TAK
Park Yiseo menutup mata dan refleks menahan napasnya selama beberapa detik, lantas gadis itu mengembuskan napasnya dengan desahan kasar. Gadis itu membuka mata dan langsung melayangkan tatapan membunuh kepada seseorang yang dengan berani menutup loker milik Yiseo dengan kasar.
“What the hell wrong with you?!”
Pertanyaan itu keluar di antara gigi yang terkatup. Bola mata Park Yiseo membulat sempurna dengan nyala api yang siap menghanguskan pria di depannya saat ini juga. Namun, sang pria malah menanggapinya dengan santai.
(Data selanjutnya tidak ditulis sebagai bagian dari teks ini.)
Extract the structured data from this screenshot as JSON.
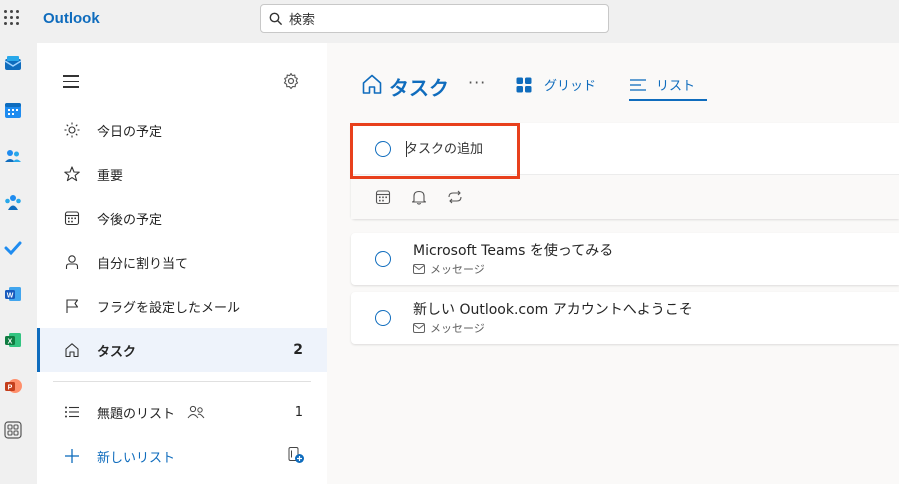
{
  "app": {
    "title": "Outlook"
  },
  "search": {
    "placeholder": "検索"
  },
  "nav": {
    "items": [
      {
        "label": "今日の予定"
      },
      {
        "label": "重要"
      },
      {
        "label": "今後の予定"
      },
      {
        "label": "自分に割り当て"
      },
      {
        "label": "フラグを設定したメール"
      },
      {
        "label": "タスク",
        "count": "2"
      }
    ],
    "lists": [
      {
        "label": "無題のリスト",
        "count": "1"
      }
    ],
    "new_list_label": "新しいリスト"
  },
  "main": {
    "title": "タスク",
    "more": "···",
    "view_grid": "グリッド",
    "view_list": "リスト",
    "add_task_placeholder": "タスクの追加",
    "tasks": [
      {
        "title": "Microsoft Teams を使ってみる",
        "source": "メッセージ"
      },
      {
        "title": "新しい Outlook.com アカウントへようこそ",
        "source": "メッセージ"
      }
    ]
  },
  "colors": {
    "accent": "#0f6cbd",
    "highlight": "#e8401c"
  }
}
Ujung bibir pria itu terangkat, kini membentuk seringaian.
“Seharusnya aku yang bertanya seperti itu, Yiseo. What the hell happened with you.”
Mulut Yiseo terbuka melepaskan desahan kasar. Ia membanting tubuhnya ke depan loker. Melilit kedua tangan di depan da’da, lantas mendengkus. Gadis itu membuka bola mata dan kembali menatap pria berambut blonde di depannya.
“Aku tidak perlu menjeleskan apa pun padamu, Nick. Karena nyatanya kamulah yang berhutang penjelasan padaku,” kata Yiseo.
Pria bermata biru itu mengernyit, bingung. “Maksudmu?” tanya Nick.
Park Yiseo terkekeh sinis. “Come on, Nick. Aku paling tidak suka menjeleskan sesuatu pada seseorang yang terlihat tidak cukup bodoh untukku,” kata Yiseo. Oke, kalimat sarkasme-nya muncul.
Sekilas, terlihat mata Nick menyipit. Pria itu menyandarkan siku tangannya ke depan lorker.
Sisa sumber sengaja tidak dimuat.